The figure below shows that after the patients entered the program their need for antihypertensive medications declined and leveled off at an average of 16% of the initial value. The initial dosage of medication was sufficient to keep only 30% of the patients in the normal range (138/88 or below). After the end of the first week, the second week, and the third week respectively, 33%, 51%, and 62% of the patients had blood pressures of 138/88 or below without medication. The follow-up data indicates that 73% of the patients had very good compliance (rated as +++ to ++++) to the diet, and 51% continued to have very good compliance (rated at +++ to ++++) to the exercise program.

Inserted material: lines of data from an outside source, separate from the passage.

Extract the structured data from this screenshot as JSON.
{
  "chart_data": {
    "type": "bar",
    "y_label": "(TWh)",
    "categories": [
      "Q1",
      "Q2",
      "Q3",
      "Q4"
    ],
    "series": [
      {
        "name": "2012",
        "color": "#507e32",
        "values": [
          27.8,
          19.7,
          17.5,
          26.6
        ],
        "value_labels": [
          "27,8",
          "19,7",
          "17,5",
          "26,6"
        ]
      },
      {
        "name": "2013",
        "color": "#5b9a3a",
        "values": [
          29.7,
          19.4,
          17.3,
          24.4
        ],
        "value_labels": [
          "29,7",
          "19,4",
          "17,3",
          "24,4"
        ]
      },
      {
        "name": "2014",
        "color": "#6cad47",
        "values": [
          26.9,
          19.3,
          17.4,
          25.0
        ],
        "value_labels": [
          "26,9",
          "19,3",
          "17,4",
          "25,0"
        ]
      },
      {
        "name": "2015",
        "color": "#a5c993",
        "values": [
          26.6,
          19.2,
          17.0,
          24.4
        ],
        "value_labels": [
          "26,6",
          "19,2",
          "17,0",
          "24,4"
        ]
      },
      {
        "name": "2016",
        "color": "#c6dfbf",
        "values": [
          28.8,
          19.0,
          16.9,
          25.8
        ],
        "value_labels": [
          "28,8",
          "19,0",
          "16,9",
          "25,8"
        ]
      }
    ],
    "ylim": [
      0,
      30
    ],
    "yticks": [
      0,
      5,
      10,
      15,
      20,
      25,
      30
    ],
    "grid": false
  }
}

Percent of Patients Normotensive Off Medication and "Average Relative Drug Needs" from Live-In Program

The blood pressure begins to come down most noticeably about the fourth or fifth day into the program. This can be illustrated by the findings in one physician in this group. On the fourth day he became so weak that he was unable to walk to the dining room for breakfast. He had been warned of this possibility and had been advised to discontinue his routine dose of two Dyazide tablets per day. Since he was skeptical that the diet would be effective in lowering the pressure so quickly, if at all, he had not cut back on his medication. On that morning, his recumbent pressure was 110/70; but when he stood up, his pressure was unobtainable. With that information, he took about three grams of salt with food and water and discontinued his antihypertensive medication. By afternoon he was feeling very well.
We can highly recommend this approach to the health-threatening problem of hypertension and other degenerative diseases.